Lors de son invention en 2014, les pouvoirs publics ont rapproché le CPF des mécanismes de retraite : on accumulerait des heures (ou des euros) de formation comme des droits pour la retraite. Pourtant et plus que jamais, la formation n'est pas une retraite des salariés ; c'est une dynamique qui se rit des stocks et des réglementations figées.

 

L'entreprise doit se réapproprier la formation et le développement de des compétences.

On l'a mesuré au parfait échec du CPF interne dans les entreprises (une centaine d'accords et tout au plus 40 entreprises pour l'avoir développé), le CPF a d'abord été imaginé, conçu et développé comme une externalisation de la responsabilité et du financement de la formation vers la collectivité (la Caisse des dépôts pour les compteurs, les OPCA et branches professionnelles pour le financement et la mise en œuvre).

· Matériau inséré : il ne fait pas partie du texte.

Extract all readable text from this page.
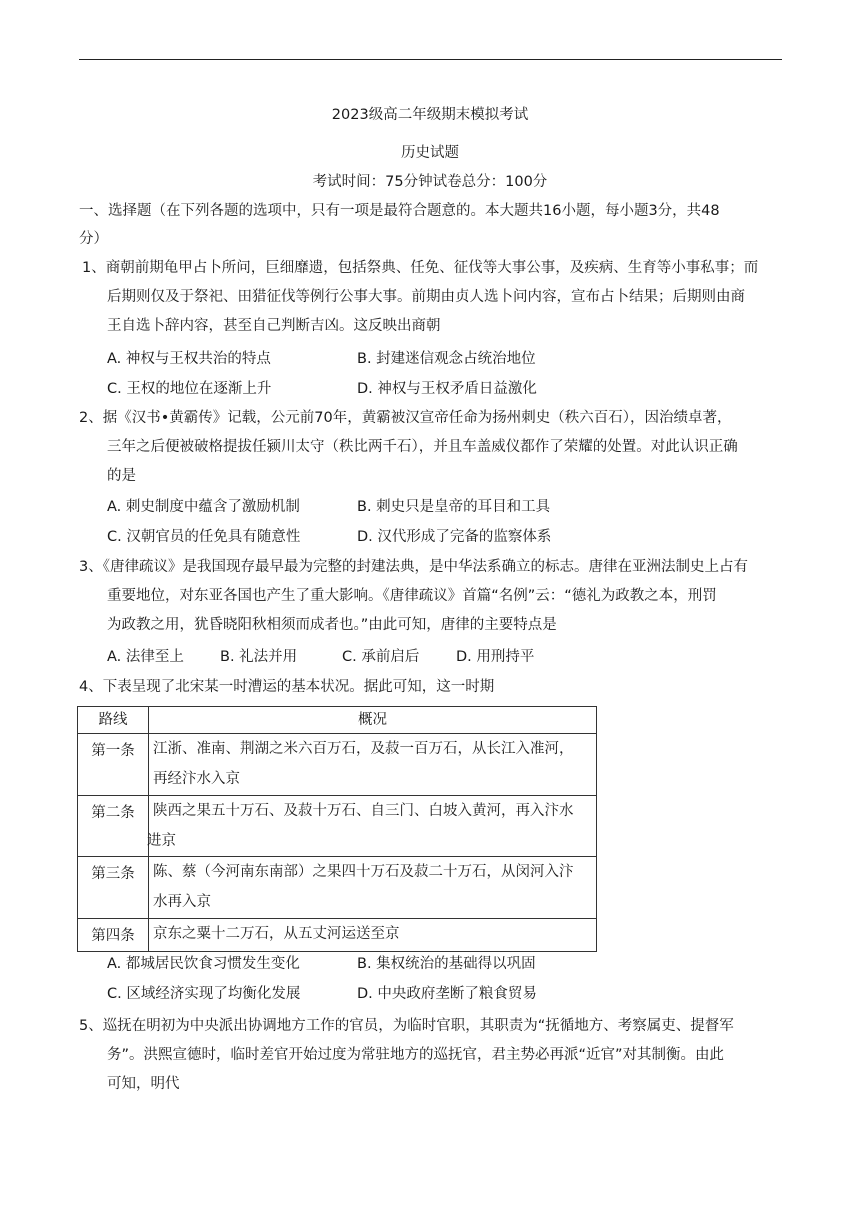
2023级高二年级期末模拟考试
历史试题
考试时间：75分钟试卷总分：100分
一、选择题（在下列各题的选项中，只有一项是最符合题意的。本大题共16小题，每小题3分，共48
分）
1、商朝前期龟甲占卜所问，巨细靡遗，包括祭典、任免、征伐等大事公事，及疾病、生育等小事私事；而
后期则仅及于祭祀、田猎征伐等例行公事大事。前期由贞人选卜问内容，宣布占卜结果；后期则由商
王自选卜辞内容，甚至自己判断吉凶。这反映出商朝
A. 神权与王权共治的特点	B. 封建迷信观念占统治地位
C. 王权的地位在逐渐上升	D. 神权与王权矛盾日益激化
2、据《汉书•黄霸传》记载，公元前70年，黄霸被汉宣帝任命为扬州刺史（秩六百石），因治绩卓著，
三年之后便被破格提拔任颍川太守（秩比两千石），并且车盖威仪都作了荣耀的处置。对此认识正确
的是
A. 刺史制度中蕴含了激励机制	B. 刺史只是皇帝的耳目和工具
C. 汉朝官员的任免具有随意性	D. 汉代形成了完备的监察体系
3、《唐律疏议》是我国现存最早最为完整的封建法典，是中华法系确立的标志。唐律在亚洲法制史上占有
重要地位，对东亚各国也产生了重大影响。《唐律疏议》首篇“名例”云：“德礼为政教之本，刑罚
为政教之用，犹昏晓阳秋相须而成者也。”由此可知，唐律的主要特点是
A. 法律至上 B. 礼法并用	C. 承前启后	D. 用刑持平
4、下表呈现了北宋某一时漕运的基本状况。据此可知，这一时期
路线	概况
第一条	江浙、准南、荆湖之米六百万石，及菽一百万石，从长江入准河，
再经汴水入京

第二条	陕西之果五十万石、及菽十万石、自三门、白坡入黄河，再入汴水
进京

第三条	陈、蔡（今河南东南部）之果四十万石及菽二十万石，从闵河入汴
水再入京

第四条	京东之粟十二万石，从五丈河运送至京
A. 都城居民饮食习惯发生变化	B. 集权统治的基础得以巩固
C. 区域经济实现了均衡化发展	D. 中央政府垄断了粮食贸易
5、巡抚在明初为中央派出协调地方工作的官员，为临时官职，其职责为“抚循地方、考察属吏、提督军
务”。洪熙宣德时，临时差官开始过度为常驻地方的巡抚官，君主势必再派“近官”对其制衡。由此
可知，明代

Cette externalisation (des demandes, des dossiers, des fonds du CPF) n'a pas fonctionné pour quatre raisons essentielles.

  • La formation ne devient professionnelle que si elle est (re)liée à l'emploi et au travail. Sans l'intervention de l'employeur (au moins sur le choix de la formation), le CPF n'était qu'une vaine et pâle copie de l'école (on ajoute des semaines ou des mois d'enseignement au parcours initial des salariés).
  • Le Conseil en évolution professionnelle (CEP) que les pouvoirs publics prétendent généraliser depuis 2009 (autrefois via le « service public de l'orientation ») ne peut fonctionner sans l'entreprise, sa GPEC, ses projets de développement et son futur économique et social. La vraie et seule orientation professionnelle se réalise (ou non) durant le travail, lors des entretiens, des rencontres et des échanges organisés par l'employeur, son service de RH/formation ou ses managers.
  • L'acquisition de titres, diplômes ou certifications n'a d'intérêt que si elle est négociée, ajustée et sélectionnée avec l'employeur (le co-investissement). Rien ne serait plus déprimant pour un salarié que de se former dans le vide de besoins professionnels imaginaires, de consacrer son temps et ses efforts éducatifs à une formation pour un futur emploi introuvable et fantasmé.
  • Les reconversions et réorientations professionnelles quant à elles, relèvent de dispositifs extérieurs à l'entreprise (cabinets de reclassement, bilans de compétences, CIF...) Malheureusement le bilan de compétences et le congé individuel de formation sont désormais liquidés ou dénaturés par le CPF (avec le CPF monétisé 4 à 5 années de cumul de CPF seraient nécessaires pour entreprendre un simple bilan de compétences et plus d'années encore ensuite pour se former).

Les salariés doivent se réapproprier leur formation et leurs apprentissages.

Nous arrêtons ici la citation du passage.